Behind the Boar-Helm: Examining Men and Performed Masculinity in Pre-Conquest England

Weese-Grubb, Anna, English - Graduate School of Arts and Sciences, University of Virginia
Hopkins, Stephen, AS-English (ENGL), University of Virginia

Through close readings, classical social theory, and Butlerian gender theory, this work examines the now-accepted image of hegemonic medieval masculinity. The poetic canon, through works like Beowulf, The Battle of Maldon, The Seafarer, The Wanderer, and Maxims, reveals an archive fixated on the heroic, stalwart man whose word and deed hold weight amongst his peers. Cynewulf and Cyneheard investigates a similar proposition in prose, grounding a man’s honor in his oath during times of political turmoil. Judith bars off masculine traits from access by women, thus introducing the explicit notion of gender roles. These interventions seemingly uphold a static image of pre-Conquest England, elevating men to their patriarchal status and enforcing misogynistic readings of these texts. This status quo, however, leaves us with the question of what to do with the moments of non-conformity. Whose masculinity is admirable? Whose attempts receive scribal and poetic critique? What does this mean for the form of pre-Conquest society?

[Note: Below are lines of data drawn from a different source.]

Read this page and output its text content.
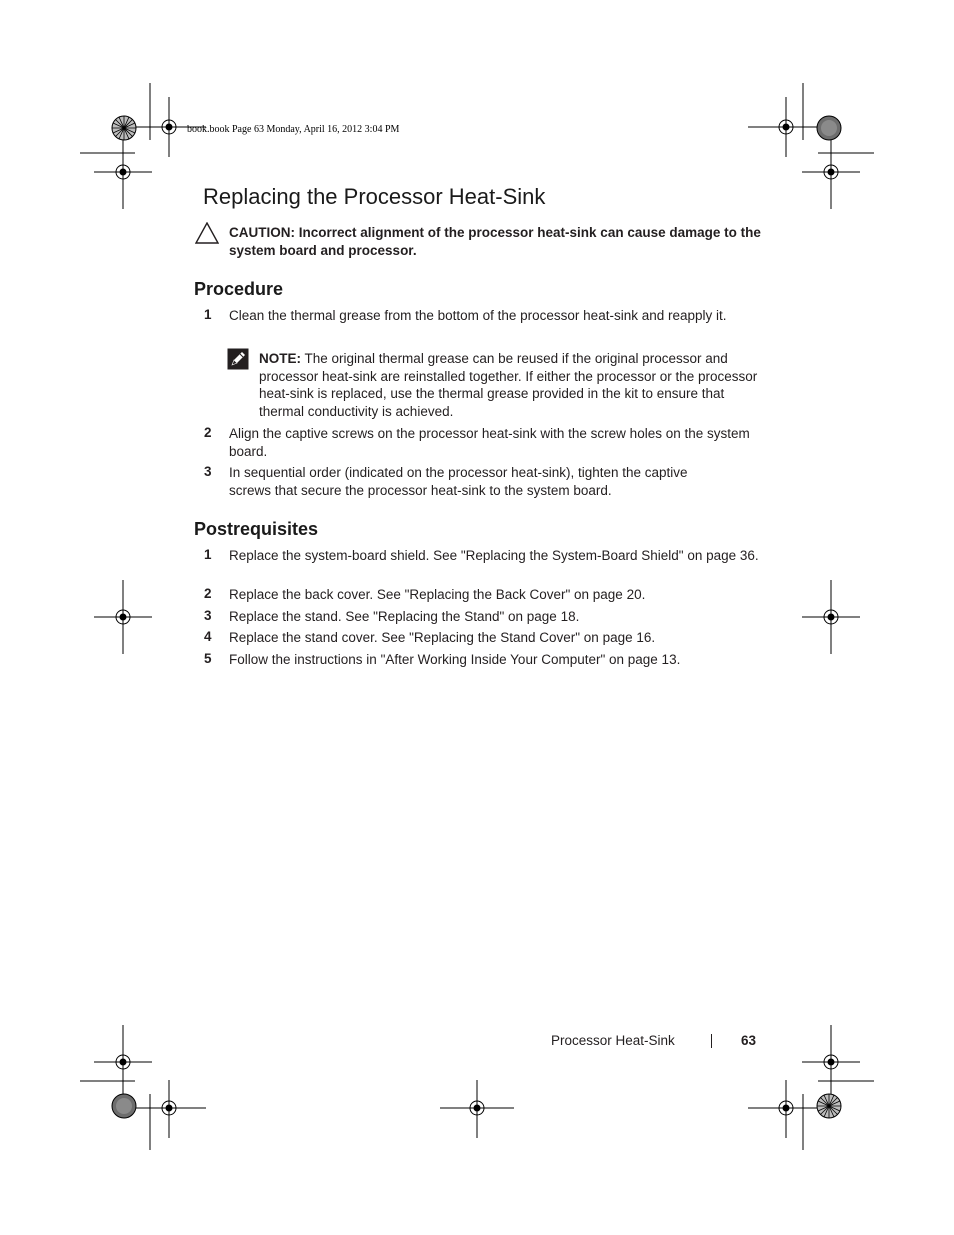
book.book Page 63 Monday, April 16, 2012 3:04 PM
Replacing the Processor Heat-Sink
CAUTION: Incorrect alignment of the processor heat-sink can cause damage to the system board and processor.
Procedure
1 Clean the thermal grease from the bottom of the processor heat-sink and reapply it.
NOTE: The original thermal grease can be reused if the original processor and processor heat-sink are reinstalled together. If either the processor or the processor heat-sink is replaced, use the thermal grease provided in the kit to ensure that thermal conductivity is achieved.
2 Align the captive screws on the processor heat-sink with the screw holes on the system board.
3 In sequential order (indicated on the processor heat-sink), tighten the captive screws that secure the processor heat-sink to the system board.
Postrequisites
1 Replace the system-board shield. See "Replacing the System-Board Shield" on page 36.
2 Replace the back cover. See "Replacing the Back Cover" on page 20.
3 Replace the stand. See "Replacing the Stand" on page 18.
4 Replace the stand cover. See "Replacing the Stand Cover" on page 16.
5 Follow the instructions in "After Working Inside Your Computer" on page 13.
Processor Heat-Sink	63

I argue that the Old English canon continually shatters the expectation of a static and unchanging masculinity by creating these works as representations of the ideal rather than the realistic man. Masculinity’s performance develops through constant negotiation and management of expectations; social pressures ebb and flow to influence the desired expression of traits in a multiple-theater war: self-perception, homosocial connections, heterosocial connections, political and legal duties, and religious expression. All these areas reveal the subtle shaping of expectations that form our modern perspective of medieval society.